These authorities, it seems to us, settle the principle involved in this case.

The charter confers upon the city the power, and makes it its duty, to establish the wharves, docks, and landings, to fix the rate of wharfage and to regulate the stationary anchorage and moorings of all boats and rafts.

As in the case of public markets, this grant of power to establish wharves and regulate the stationary anchorage and moorings of all boats and rafts necessarily confers the authority to fix the location and limits of the wharves and landings, and to prohibit the use of any other place for that purpose. The mere power to establish wharves and regulate them and the boats and rafts choosmg to land- there instead of elsewhere, would be “an idle and useless” power, and would be of no moment toward the good government of the city. On the contrary, if the owner of every lot abutting on the river within the city, not included in any of the public wharves, has the right, notwithstanding the grant in the city charter, to use his own lot front for the landing of his own lumber, he may also permit others to use it for the same purpose, and thus a number of private wharves would be enabled to render the public wharves useless, and destroy their entire benefit to the city and the public.

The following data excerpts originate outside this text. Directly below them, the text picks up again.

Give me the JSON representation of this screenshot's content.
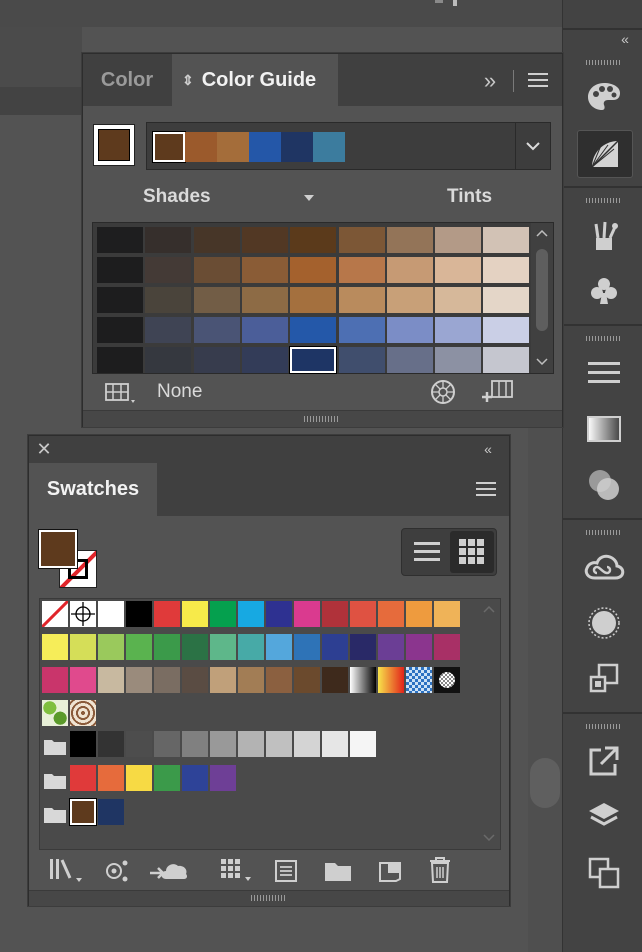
{
  "color_guide_panel": {
    "tab_color": "Color",
    "tab_color_guide": "Color Guide",
    "current_color": "#5e3a1d",
    "harmony_colors": [
      "#5e3a1d",
      "#9b5a2c",
      "#a46d3a",
      "#2457a8",
      "#1f3563",
      "#3c7c9e"
    ],
    "label_shades": "Shades",
    "label_tints": "Tints",
    "variation_grid": [
      [
        "#1e1e1f",
        "#362f2c",
        "#473628",
        "#523824",
        "#5b3a1b",
        "#7c5736",
        "#937458",
        "#b39a87",
        "#d2c2b5"
      ],
      [
        "#1d1d1e",
        "#443a36",
        "#6a4d34",
        "#8a5c36",
        "#a4612d",
        "#b7774a",
        "#c69a74",
        "#d9b698",
        "#e4d2c2"
      ],
      [
        "#1d1d1e",
        "#4a443b",
        "#725d46",
        "#8d6b45",
        "#a4703e",
        "#b98b5d",
        "#c8a078",
        "#d6b89a",
        "#e4d6c8"
      ],
      [
        "#1d1d1e",
        "#3f4454",
        "#4a5475",
        "#4b5e99",
        "#2458a9",
        "#4d6fb3",
        "#7b8dc6",
        "#9aa6d2",
        "#cacfe6"
      ],
      [
        "#1d1d1e",
        "#35383f",
        "#373c4d",
        "#333c58",
        "#1e3565",
        "#404e6d",
        "#676f89",
        "#8c91a3",
        "#c5c6cf"
      ]
    ],
    "selected_cell": [
      4,
      4
    ],
    "label_none": "None"
  },
  "swatches_panel": {
    "tab_swatches": "Swatches",
    "fill_color": "#5e3a1d",
    "rows": [
      [
        "none",
        "registration",
        "#ffffff",
        "#000000",
        "#e03a3a",
        "#f7ea4a",
        "#05a04e",
        "#17a9e2",
        "#2e3191",
        "#da3a8f",
        "#b0323a",
        "#df5242",
        "#e66b3c",
        "#ee9b3e",
        "#efb358"
      ],
      [
        "#f6ed59",
        "#d5de58",
        "#9ac95c",
        "#5ab34f",
        "#3b9a4a",
        "#2b7245",
        "#5eb78a",
        "#47aaa7",
        "#54a7dc",
        "#2e73b7",
        "#2d3f92",
        "#292967",
        "#6b3e95",
        "#8b358e",
        "#a83066"
      ],
      [
        "#c9356b",
        "#e04a8d",
        "#c8b9a0",
        "#9a8b7c",
        "#7a6d62",
        "#5a4c43",
        "#c0a07a",
        "#a27d55",
        "#8b6040",
        "#6b4a2d",
        "#3e2a1c",
        "grad-gray",
        "grad-orange",
        "pattern-blue",
        "pattern-dots"
      ],
      [
        "pattern-leaf",
        "pattern-swirl"
      ]
    ],
    "group_rows": [
      [
        "#000000",
        "#333333",
        "#4d4d4d",
        "#666666",
        "#808080",
        "#999999",
        "#b3b3b3",
        "#c0c0c0",
        "#d4d4d4",
        "#e6e6e6",
        "#f5f5f5"
      ],
      [
        "#e03a3a",
        "#e66b3c",
        "#f7da44",
        "#3b9a4a",
        "#2e4398",
        "#6e3f96"
      ],
      [
        "#5e3a1d",
        "#1f3563"
      ]
    ]
  }
}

Again, a part of the grant is the power to regulate the wharfage to be paid by all boats and rafts landing within the city limits. If the grant did not give the power to prohibit the landing of boats and rafts at any other than the public wharves, the city might be deprived entirely of this power and of this revenue, for, as before remarked, the owners of lots in the same situation as that of defendant *85could allow the landing of boats and rafts on their premises free of wharfage, or for less than the established rates, and thus defeat the object of the grant in this respect.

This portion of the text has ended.